Rain | Rain-free | |
Dry Roads | No | Possible |
Wet Roads | Possible | Possible |
Correlation is something that we measure. Causation is a theoretical concept that we use to explain the causation. If we don't want to explain the correlation, then we can talk about correlation without talking about causation.entropy1 said:If we observe that: IF A happens THEN B happens, we speak of correlation and not of causation, right?
So when do we speak of causation?
I wrote a paper once (unpublished; it was a paper for a college class) suggesting this notion of causality. The moon causes the tides because, in the thought experiment in which we take the moon far from the Earth, there would be no tides. It's a little more difficult to use this to argue that the phases of the moon do not cause the tides, because you can't easily manipulate the phases of the moon without also changing all sorts of other things (particularly, the position of the moon relative to the Earth and Sun).atyy said:However, there is a different (?) agent-based conception. A causes or contributes to causing B if manipulating A affects B.
If C is the common cause of X and Y, and there is no causal link between X and Y, then manipulating X will not affect Y, and manipulating Y will not affect X, even though X and Y are correlated. One has to manipulate C to affect X and Y.
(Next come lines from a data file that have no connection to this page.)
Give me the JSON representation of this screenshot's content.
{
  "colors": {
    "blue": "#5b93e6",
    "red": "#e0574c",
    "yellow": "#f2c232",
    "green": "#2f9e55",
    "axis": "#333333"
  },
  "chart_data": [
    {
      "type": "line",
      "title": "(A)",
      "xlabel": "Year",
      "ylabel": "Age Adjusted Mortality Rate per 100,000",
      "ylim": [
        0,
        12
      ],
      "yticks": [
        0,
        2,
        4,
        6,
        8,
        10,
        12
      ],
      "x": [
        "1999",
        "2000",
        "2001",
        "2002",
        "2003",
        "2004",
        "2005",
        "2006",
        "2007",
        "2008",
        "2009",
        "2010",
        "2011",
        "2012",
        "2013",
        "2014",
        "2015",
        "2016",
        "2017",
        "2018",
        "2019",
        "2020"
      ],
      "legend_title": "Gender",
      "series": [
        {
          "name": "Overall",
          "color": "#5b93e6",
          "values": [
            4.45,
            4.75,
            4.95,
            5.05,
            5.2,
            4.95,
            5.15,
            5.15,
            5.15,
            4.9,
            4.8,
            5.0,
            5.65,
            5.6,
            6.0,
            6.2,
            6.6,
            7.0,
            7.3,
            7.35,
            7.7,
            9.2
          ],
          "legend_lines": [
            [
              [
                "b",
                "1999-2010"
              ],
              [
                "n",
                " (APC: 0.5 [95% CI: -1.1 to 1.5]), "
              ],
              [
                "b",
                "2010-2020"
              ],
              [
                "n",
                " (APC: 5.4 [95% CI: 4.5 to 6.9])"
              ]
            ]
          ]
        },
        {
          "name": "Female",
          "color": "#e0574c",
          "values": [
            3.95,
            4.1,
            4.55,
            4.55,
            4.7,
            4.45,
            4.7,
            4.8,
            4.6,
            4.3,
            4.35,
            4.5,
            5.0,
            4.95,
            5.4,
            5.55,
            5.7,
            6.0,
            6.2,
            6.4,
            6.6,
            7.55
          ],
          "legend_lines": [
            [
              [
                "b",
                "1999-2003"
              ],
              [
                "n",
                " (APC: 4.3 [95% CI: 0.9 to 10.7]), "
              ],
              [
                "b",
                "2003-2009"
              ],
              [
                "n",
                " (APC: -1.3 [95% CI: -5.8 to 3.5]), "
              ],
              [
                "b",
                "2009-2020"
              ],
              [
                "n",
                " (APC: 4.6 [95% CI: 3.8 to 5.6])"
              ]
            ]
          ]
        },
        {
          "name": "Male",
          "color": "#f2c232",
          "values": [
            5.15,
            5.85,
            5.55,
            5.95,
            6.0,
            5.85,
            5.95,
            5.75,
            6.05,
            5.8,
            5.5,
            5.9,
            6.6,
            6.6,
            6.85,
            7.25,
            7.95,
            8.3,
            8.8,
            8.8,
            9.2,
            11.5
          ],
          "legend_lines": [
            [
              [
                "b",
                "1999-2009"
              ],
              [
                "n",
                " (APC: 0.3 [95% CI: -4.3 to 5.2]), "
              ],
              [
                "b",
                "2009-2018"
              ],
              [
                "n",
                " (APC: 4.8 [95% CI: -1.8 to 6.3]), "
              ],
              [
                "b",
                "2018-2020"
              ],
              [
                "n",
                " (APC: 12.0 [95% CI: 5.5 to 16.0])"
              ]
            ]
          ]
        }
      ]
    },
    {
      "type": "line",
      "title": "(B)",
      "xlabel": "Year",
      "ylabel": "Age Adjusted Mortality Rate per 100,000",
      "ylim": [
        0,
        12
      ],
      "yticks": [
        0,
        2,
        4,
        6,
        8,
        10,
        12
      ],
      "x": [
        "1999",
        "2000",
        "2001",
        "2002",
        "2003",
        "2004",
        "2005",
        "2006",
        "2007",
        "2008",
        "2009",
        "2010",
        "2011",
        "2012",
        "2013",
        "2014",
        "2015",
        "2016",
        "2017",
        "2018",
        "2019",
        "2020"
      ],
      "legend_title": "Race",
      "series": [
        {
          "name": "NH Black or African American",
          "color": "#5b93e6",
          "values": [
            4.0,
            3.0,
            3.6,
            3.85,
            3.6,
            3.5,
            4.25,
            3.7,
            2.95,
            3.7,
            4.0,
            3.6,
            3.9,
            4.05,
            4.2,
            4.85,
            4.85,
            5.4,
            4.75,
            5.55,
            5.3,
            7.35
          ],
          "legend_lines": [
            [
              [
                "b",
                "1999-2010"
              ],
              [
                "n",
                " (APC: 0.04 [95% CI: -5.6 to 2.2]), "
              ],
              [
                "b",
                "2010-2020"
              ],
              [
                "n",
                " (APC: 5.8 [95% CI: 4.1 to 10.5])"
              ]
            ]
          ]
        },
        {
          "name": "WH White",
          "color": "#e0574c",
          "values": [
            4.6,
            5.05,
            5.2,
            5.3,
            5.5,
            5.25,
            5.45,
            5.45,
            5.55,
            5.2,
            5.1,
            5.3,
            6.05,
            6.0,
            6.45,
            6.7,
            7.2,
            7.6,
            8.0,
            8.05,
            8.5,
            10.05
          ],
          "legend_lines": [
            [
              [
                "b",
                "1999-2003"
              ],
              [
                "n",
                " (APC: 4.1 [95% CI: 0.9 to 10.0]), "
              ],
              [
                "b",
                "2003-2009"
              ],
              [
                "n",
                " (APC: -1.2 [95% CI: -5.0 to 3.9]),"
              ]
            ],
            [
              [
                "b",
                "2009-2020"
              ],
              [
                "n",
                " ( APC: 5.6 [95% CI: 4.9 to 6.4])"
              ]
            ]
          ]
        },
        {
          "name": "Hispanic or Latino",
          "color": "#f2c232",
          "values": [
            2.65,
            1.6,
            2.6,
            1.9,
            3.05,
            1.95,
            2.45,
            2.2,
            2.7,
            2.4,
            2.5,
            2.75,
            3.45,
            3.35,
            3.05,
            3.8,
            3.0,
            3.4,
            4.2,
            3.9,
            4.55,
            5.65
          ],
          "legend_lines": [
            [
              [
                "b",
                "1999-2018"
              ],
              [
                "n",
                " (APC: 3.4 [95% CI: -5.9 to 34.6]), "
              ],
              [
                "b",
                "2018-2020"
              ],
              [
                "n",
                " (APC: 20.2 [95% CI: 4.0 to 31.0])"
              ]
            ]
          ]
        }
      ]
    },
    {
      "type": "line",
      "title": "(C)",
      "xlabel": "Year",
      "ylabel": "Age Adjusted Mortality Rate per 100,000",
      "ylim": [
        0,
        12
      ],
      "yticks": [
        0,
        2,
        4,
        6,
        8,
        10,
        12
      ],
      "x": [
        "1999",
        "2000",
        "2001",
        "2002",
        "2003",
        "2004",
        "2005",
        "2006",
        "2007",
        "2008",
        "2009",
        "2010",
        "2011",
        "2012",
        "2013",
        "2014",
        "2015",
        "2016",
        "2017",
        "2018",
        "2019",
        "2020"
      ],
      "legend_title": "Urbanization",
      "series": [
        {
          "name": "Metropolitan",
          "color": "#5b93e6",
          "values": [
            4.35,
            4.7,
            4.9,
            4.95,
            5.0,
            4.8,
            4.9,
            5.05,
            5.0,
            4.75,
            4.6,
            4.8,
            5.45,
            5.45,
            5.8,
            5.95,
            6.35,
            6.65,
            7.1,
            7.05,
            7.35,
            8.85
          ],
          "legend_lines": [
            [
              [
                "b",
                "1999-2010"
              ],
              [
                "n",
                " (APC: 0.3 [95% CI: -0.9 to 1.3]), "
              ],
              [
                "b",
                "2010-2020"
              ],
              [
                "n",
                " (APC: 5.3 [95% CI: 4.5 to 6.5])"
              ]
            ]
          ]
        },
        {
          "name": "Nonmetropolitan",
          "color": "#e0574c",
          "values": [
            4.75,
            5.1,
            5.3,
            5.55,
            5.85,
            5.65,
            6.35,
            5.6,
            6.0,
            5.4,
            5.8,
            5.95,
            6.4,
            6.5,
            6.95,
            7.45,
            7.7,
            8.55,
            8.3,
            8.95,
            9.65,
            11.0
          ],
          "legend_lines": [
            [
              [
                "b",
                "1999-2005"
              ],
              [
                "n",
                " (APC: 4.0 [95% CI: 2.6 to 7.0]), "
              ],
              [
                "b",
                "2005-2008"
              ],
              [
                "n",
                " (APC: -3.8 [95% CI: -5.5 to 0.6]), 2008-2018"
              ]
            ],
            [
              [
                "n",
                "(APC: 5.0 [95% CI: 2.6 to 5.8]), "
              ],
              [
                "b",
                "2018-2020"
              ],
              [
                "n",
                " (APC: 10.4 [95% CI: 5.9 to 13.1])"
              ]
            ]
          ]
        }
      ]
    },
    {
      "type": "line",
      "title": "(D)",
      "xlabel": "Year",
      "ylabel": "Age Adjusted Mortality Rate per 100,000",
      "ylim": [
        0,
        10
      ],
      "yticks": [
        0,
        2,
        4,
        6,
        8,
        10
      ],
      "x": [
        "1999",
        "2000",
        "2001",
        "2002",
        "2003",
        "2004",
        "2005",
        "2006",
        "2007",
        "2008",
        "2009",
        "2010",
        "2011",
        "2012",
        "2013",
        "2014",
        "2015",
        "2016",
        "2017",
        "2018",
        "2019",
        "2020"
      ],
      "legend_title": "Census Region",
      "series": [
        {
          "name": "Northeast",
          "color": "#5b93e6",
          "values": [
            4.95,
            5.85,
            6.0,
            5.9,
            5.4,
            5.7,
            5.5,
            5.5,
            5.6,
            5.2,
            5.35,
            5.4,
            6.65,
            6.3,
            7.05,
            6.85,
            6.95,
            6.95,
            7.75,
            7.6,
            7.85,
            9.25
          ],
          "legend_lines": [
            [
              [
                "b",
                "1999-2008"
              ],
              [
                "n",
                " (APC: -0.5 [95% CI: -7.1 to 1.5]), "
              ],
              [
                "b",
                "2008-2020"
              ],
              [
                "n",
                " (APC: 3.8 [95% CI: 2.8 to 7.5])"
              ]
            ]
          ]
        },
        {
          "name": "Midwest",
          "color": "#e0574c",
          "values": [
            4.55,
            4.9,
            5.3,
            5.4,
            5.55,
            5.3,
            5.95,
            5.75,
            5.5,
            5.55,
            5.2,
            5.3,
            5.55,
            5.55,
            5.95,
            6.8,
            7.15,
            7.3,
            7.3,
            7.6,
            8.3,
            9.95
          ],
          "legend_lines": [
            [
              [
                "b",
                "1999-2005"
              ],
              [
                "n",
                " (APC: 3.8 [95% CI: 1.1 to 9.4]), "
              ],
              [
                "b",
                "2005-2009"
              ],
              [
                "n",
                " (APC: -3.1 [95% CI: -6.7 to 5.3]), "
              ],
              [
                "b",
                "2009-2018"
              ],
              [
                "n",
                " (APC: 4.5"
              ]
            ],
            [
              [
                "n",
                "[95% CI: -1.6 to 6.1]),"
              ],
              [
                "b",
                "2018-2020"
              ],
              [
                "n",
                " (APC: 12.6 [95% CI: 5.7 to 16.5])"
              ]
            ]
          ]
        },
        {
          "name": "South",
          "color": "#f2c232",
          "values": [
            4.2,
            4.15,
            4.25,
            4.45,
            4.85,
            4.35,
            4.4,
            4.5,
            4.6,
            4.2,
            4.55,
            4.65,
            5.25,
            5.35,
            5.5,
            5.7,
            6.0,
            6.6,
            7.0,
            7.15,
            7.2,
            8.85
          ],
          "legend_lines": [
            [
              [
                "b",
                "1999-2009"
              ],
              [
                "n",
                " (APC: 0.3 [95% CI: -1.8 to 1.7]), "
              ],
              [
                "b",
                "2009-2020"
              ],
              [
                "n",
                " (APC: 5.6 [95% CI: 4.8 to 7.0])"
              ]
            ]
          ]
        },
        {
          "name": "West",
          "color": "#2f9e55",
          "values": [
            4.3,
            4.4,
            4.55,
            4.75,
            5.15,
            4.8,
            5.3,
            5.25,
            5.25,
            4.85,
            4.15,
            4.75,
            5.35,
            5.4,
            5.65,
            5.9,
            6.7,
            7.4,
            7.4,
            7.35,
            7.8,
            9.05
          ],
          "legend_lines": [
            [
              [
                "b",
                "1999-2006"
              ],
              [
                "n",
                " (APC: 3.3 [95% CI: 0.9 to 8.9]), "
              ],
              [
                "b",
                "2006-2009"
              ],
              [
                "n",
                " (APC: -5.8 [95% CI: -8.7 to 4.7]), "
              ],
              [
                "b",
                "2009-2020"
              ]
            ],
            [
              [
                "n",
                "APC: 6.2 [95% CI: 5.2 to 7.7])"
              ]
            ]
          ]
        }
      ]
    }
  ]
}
Correlation refers to a relationship between two variables, where a change in one variable can be associated with a change in the other variable. Causation, on the other hand, is a relationship where one variable directly causes a change in the other variable.
To determine causation, we need to conduct a controlled experiment where one variable is manipulated while keeping all other variables constant. If the manipulated variable causes a change in the other variable, then we can establish a causal relationship.
No, correlation does not imply causation. Just because two variables are correlated does not mean that one causes the other. There could be other factors at play that are causing the observed relationship.
It is important to understand the difference between correlation and causation because mistaking correlation for causation can lead to incorrect conclusions and decisions. It is crucial to establish causation in order to make accurate predictions and inform effective interventions.
To avoid mistaking correlation for causation, it is important to consider other factors and conduct controlled experiments to establish causation. Additionally, it is important to critically analyze data and not make assumptions based on correlation alone.